Under conditions detailed in the ESA PDP Framework, You have:
- the right to be informed about the identity of the data controller, the contact details of the data protection officer, the purpose of the data processing, the data recipients to whom the personal data shall be disclosed, the rights of rectification or erasure of his/her data, the storage time-limits (if any), the practical modalities of exercising the rights, etc.; this is the purpose of this privacy notice and any other notice referred to herein;
- the right to access the personal data We process about You; unless you have access to such data via an account, you may send us your request by email to dpo@esa.int;
- the right to have Your personal data erased, rectified, completed; if you want to review and correct the personal information, you can either do it yourself, in case you have access to such data via an account, or you may send us your request by email to dpo@esa.int ;
- the right to lodge a complaint before the Supervisory authority, in accordance with the latter’s rules of procedure. In case You demonstrate, or have serious reasons to believe, that a data protection incident occurred in relation with Your personal data, following a decision of the Agency, you may send notify us thereof by email to dpo@esa.int.
Once a request to erase data is received, we will ensure that the data is deleted unless it can be processed on another legal ground, amongst the ones mentioned in Article 5.1 above. If Your data was being processed for several purposes, We will not use the personal data for the part of the processing for which consent has been withdrawn.
For instance:
- Your personal data may continue to be processed for the performance of a legal obligation of ESA or where such data is necessary for the establishment, exercise, or defence of legal claims;
- If there are multiple processing concerning You, based on consent, You have to expressly indicate which consent you wish to withdraw.
When the processing of Your personal data is based on Your consent and unless a specific case applies (e.g. see Article 6 above), You have also the right to withdraw Your consent.
You may wish to exercise any of the above-mentioned rights, by sending a request explicitly specifying Your query to the ESA DPO via e-mail at dpo@esa.int
You may be asked additional information to confirm your identity and/or to assist ESA to locate the data You are seeking.
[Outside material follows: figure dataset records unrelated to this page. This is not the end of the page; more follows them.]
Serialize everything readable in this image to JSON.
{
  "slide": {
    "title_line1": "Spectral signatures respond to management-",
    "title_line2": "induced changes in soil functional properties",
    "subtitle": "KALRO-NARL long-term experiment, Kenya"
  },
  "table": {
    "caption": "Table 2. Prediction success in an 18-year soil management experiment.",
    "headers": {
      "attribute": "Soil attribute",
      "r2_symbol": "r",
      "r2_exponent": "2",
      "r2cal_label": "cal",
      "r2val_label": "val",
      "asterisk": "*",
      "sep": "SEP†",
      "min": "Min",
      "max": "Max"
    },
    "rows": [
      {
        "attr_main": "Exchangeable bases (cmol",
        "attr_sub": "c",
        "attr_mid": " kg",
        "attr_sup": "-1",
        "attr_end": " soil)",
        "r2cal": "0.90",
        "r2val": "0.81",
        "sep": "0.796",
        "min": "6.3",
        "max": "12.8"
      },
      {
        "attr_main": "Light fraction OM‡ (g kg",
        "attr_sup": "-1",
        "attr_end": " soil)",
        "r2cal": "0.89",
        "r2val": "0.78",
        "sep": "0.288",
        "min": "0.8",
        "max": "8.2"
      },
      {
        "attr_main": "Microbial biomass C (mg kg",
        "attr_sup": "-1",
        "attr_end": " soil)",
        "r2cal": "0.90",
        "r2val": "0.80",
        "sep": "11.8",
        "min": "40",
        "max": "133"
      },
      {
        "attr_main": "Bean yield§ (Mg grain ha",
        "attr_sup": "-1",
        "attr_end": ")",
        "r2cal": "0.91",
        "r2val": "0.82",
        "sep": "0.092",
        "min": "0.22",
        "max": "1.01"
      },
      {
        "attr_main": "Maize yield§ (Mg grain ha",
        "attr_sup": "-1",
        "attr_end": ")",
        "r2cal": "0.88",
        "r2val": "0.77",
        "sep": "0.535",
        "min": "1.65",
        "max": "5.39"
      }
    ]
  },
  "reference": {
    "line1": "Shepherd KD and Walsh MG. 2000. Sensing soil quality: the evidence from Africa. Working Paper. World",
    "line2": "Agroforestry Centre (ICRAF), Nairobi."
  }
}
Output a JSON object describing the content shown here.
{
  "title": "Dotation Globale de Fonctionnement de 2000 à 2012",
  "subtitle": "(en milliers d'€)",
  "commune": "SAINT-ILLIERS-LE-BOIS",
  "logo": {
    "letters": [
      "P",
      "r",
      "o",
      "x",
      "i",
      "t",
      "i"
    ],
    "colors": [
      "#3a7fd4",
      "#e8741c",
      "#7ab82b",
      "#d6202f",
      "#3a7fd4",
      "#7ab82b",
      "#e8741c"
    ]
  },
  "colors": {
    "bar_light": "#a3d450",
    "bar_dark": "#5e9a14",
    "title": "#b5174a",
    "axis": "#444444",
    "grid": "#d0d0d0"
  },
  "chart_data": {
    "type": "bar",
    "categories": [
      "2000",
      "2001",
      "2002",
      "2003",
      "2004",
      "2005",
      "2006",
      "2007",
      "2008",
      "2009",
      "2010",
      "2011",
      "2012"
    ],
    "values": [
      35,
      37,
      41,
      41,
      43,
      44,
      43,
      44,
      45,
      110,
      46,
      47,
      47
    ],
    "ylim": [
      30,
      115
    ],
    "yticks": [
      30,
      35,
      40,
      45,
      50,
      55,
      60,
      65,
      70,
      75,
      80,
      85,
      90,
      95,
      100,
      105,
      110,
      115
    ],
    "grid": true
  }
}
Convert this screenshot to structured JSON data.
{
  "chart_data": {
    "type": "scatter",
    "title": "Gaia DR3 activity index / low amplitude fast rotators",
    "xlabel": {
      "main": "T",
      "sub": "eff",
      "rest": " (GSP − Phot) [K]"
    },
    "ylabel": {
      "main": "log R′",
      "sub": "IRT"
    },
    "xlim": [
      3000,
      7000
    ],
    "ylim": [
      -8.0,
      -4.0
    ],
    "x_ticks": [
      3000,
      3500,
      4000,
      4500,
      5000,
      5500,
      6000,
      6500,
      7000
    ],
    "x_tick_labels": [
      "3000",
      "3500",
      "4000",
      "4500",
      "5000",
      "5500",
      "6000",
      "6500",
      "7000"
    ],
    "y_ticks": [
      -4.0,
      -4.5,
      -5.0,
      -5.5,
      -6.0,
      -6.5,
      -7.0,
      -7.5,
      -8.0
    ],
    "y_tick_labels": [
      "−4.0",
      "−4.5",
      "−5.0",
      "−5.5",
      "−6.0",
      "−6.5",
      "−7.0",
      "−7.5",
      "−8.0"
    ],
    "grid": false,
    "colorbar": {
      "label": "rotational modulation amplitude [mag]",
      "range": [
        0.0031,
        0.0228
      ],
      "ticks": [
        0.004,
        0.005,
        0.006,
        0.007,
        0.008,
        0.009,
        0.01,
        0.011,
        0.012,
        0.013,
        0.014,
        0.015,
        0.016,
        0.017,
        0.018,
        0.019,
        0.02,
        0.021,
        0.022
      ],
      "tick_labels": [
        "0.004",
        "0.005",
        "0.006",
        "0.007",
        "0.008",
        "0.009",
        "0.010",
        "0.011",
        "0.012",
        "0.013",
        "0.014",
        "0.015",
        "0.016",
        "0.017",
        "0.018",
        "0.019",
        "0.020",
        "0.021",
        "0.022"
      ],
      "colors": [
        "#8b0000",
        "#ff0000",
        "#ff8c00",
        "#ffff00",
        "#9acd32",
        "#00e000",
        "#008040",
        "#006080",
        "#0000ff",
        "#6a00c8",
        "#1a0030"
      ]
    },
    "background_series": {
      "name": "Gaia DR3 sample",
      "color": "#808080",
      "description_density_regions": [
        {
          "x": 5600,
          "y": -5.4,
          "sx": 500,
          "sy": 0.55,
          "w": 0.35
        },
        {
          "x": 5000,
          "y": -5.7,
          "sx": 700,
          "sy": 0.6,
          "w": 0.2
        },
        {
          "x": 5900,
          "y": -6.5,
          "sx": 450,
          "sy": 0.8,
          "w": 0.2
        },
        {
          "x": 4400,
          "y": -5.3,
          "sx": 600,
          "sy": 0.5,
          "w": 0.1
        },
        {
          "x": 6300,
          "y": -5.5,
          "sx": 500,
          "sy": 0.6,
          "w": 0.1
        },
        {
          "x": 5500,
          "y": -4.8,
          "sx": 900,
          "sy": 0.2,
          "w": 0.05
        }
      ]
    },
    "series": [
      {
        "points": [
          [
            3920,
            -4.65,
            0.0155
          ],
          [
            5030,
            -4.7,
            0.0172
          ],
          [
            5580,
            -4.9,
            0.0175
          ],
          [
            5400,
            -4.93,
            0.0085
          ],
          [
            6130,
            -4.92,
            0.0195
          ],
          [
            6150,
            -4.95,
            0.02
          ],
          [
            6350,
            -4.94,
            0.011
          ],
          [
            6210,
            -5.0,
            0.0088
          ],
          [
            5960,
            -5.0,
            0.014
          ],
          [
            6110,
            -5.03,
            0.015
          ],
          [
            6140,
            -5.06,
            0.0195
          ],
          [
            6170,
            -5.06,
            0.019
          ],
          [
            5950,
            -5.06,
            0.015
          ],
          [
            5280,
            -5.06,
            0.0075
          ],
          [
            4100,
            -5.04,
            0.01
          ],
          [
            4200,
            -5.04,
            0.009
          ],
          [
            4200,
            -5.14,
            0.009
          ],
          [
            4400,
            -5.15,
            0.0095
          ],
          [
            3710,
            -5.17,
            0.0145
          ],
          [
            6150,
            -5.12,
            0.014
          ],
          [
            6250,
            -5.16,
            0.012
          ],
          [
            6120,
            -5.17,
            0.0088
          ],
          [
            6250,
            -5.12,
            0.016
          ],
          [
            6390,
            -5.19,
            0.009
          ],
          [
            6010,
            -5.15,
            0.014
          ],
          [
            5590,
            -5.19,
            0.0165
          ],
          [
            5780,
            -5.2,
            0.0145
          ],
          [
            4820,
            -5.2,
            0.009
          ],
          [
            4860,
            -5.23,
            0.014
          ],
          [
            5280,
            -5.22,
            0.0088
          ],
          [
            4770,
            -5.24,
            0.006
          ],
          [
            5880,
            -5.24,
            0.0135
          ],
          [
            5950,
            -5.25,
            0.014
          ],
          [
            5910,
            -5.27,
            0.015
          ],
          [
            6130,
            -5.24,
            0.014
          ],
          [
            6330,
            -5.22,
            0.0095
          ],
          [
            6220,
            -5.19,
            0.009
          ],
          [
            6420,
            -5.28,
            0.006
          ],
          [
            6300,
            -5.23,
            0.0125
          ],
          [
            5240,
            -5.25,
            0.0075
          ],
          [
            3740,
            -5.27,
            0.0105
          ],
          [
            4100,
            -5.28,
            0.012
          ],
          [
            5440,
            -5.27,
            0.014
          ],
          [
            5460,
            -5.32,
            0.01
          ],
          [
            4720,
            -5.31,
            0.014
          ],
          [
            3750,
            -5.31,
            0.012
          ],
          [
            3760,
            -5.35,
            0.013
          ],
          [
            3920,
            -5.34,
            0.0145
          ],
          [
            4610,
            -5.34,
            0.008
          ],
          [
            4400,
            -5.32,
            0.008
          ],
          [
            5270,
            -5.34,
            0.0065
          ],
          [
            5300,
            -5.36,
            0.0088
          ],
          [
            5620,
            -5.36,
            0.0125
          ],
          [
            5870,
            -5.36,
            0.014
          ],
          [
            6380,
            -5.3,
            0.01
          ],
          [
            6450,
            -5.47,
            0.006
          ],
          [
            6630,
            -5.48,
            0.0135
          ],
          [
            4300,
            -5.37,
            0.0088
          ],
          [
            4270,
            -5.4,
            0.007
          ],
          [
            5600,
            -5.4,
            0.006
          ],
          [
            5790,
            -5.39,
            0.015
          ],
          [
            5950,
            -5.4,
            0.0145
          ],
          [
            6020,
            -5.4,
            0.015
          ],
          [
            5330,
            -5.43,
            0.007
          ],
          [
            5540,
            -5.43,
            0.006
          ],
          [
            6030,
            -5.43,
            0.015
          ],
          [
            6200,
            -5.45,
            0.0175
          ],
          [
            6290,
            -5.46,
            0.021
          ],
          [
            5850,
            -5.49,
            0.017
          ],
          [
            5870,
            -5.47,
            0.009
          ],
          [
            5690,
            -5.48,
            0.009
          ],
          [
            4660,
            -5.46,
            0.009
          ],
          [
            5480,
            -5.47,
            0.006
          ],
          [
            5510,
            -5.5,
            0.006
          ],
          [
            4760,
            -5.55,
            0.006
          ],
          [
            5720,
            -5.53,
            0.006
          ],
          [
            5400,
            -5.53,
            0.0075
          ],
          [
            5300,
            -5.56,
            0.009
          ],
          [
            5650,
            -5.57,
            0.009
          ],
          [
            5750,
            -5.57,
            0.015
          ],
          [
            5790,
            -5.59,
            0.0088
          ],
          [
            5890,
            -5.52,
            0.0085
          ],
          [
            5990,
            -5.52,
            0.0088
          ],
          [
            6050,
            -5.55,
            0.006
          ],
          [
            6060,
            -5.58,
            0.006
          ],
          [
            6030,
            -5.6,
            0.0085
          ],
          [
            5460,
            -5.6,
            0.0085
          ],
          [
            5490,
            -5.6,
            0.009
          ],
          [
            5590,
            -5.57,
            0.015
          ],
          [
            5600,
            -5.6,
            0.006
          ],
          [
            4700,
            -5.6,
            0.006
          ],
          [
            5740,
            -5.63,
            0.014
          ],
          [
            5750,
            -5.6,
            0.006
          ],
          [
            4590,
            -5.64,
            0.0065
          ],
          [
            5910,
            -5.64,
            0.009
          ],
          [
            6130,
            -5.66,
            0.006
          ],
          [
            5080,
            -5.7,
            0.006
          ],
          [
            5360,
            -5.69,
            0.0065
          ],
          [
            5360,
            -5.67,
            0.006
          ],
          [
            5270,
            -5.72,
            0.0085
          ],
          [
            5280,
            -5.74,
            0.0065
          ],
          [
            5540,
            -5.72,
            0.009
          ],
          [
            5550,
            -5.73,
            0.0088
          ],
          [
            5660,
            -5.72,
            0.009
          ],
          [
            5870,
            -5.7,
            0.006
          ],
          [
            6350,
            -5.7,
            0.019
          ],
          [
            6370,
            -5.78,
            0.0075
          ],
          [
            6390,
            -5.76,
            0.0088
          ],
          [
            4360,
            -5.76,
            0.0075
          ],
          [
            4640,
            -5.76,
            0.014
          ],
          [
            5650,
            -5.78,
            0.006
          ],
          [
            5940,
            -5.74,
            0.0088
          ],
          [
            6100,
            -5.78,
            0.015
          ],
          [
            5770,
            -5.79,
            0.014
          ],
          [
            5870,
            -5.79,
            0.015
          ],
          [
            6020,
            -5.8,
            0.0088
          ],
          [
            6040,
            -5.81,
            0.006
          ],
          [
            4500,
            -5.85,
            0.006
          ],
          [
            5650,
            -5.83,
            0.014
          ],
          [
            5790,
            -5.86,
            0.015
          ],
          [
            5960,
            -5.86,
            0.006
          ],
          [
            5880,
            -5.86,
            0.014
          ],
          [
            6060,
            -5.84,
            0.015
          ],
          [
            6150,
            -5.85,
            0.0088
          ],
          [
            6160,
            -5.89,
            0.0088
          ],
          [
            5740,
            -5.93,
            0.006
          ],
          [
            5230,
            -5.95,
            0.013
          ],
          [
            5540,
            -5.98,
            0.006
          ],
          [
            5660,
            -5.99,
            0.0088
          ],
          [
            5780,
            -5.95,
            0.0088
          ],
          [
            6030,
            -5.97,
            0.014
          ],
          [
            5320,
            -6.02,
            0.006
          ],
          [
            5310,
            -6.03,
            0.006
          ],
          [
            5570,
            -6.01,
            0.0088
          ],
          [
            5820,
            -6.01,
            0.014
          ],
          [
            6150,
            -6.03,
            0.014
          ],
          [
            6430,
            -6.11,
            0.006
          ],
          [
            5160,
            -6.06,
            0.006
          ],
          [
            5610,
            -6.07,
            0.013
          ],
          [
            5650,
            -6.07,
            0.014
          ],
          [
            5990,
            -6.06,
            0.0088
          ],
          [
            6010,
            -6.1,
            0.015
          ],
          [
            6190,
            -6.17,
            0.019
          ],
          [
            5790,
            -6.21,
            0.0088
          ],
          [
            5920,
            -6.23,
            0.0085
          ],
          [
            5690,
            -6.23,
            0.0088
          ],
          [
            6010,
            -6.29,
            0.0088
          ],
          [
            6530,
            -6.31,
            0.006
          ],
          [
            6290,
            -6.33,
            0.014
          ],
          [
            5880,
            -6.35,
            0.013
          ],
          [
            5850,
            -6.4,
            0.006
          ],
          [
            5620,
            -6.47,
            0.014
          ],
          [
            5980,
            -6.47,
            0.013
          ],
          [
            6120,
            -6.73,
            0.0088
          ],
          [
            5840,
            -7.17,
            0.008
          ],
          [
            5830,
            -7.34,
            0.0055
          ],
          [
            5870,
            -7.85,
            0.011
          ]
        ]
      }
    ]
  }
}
(10) Specific rules for children
If Your children want to interact or otherwise engage with ESA, they will often need approval from You, as their parent or legal guardian, as the child's personal data will be collected for these purposes.
Your child will no longer need parental consent once they have reached the age of majority according to the applicable jurisdiction. We will by default ask for parental consent for any child that is under 16 years old. We may ask for your contact data (e.g. email address) in order to be able to verify your identity and ensure that We have your explicit consent to collect and use you child’s data.